Titled, More Thankful, More Thoughtful, the EP features a stunning version of Julie’s Miller’s “Long Time,” as well as a funkified “Welcome to the Good Times,” by The Black Crowes, the emotional “Old,” from singer/songwriter Christine Santelli, “Save Some Time to Dream,” written by John Mellencamp and “Whole Lotta Lonely,” written by Jon Bon Jovi, Darrel R. Brown and Desmond Child. The EP will be available in limited quantities on Black Friday (11/23) only through independent music retailers across the country.
Bettye will also be stopping by WNYC’s “Soundcheck” for an interview later this month and can be seen on PBS’s Tavis Smiley Show the week of November 26. Meanwhile, Bettye will be continuing her 50th Anniversary tour with dates in Texas at the end of the month, before she heads to Europe for shows in France, England, Holland and Belgium.
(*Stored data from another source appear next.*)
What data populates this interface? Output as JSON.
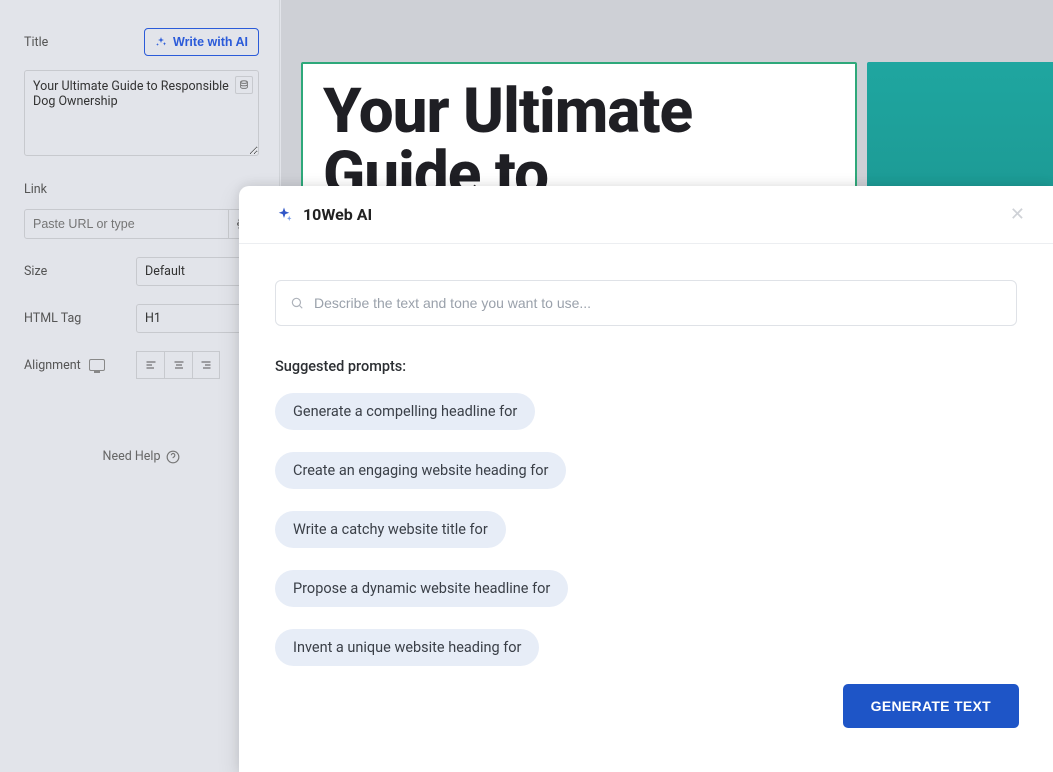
{
  "sidebar": {
    "title_label": "Title",
    "write_ai_label": "Write with AI",
    "title_value": "Your Ultimate Guide to Responsible Dog Ownership",
    "link_label": "Link",
    "link_placeholder": "Paste URL or type",
    "size_label": "Size",
    "size_value": "Default",
    "html_tag_label": "HTML Tag",
    "html_tag_value": "H1",
    "alignment_label": "Alignment",
    "need_help": "Need Help"
  },
  "canvas": {
    "headline": "Your Ultimate Guide to"
  },
  "dialog": {
    "title": "10Web AI",
    "prompt_placeholder": "Describe the text and tone you want to use...",
    "suggested_label": "Suggested prompts:",
    "prompts": [
      "Generate a compelling headline for",
      "Create an engaging website heading for",
      "Write a catchy website title for",
      "Propose a dynamic website headline for",
      "Invent a unique website heading for"
    ],
    "generate_label": "GENERATE TEXT"
  }
}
Of her recent live show in Toronto, Toronto Life Magazine declared: “With a voice that can make her sound like she’s in the middle of either a breakdown or an orgasm, Bettye LaVette has been covering the wide area of soul for 50 years,” while Popmatters,com noted of her new album: “…there is no denying that LaVette has a hell of a voice. On Thankful N’ Thoughtful – as on her other work – it’s a massive, destructive, ragged thing. It can knock you over like a ton of gravel or break you down into a shivering heap. It’s the kind of voice that makes writers scramble over one another to talk about authenticity, the real blues, and the good old days.”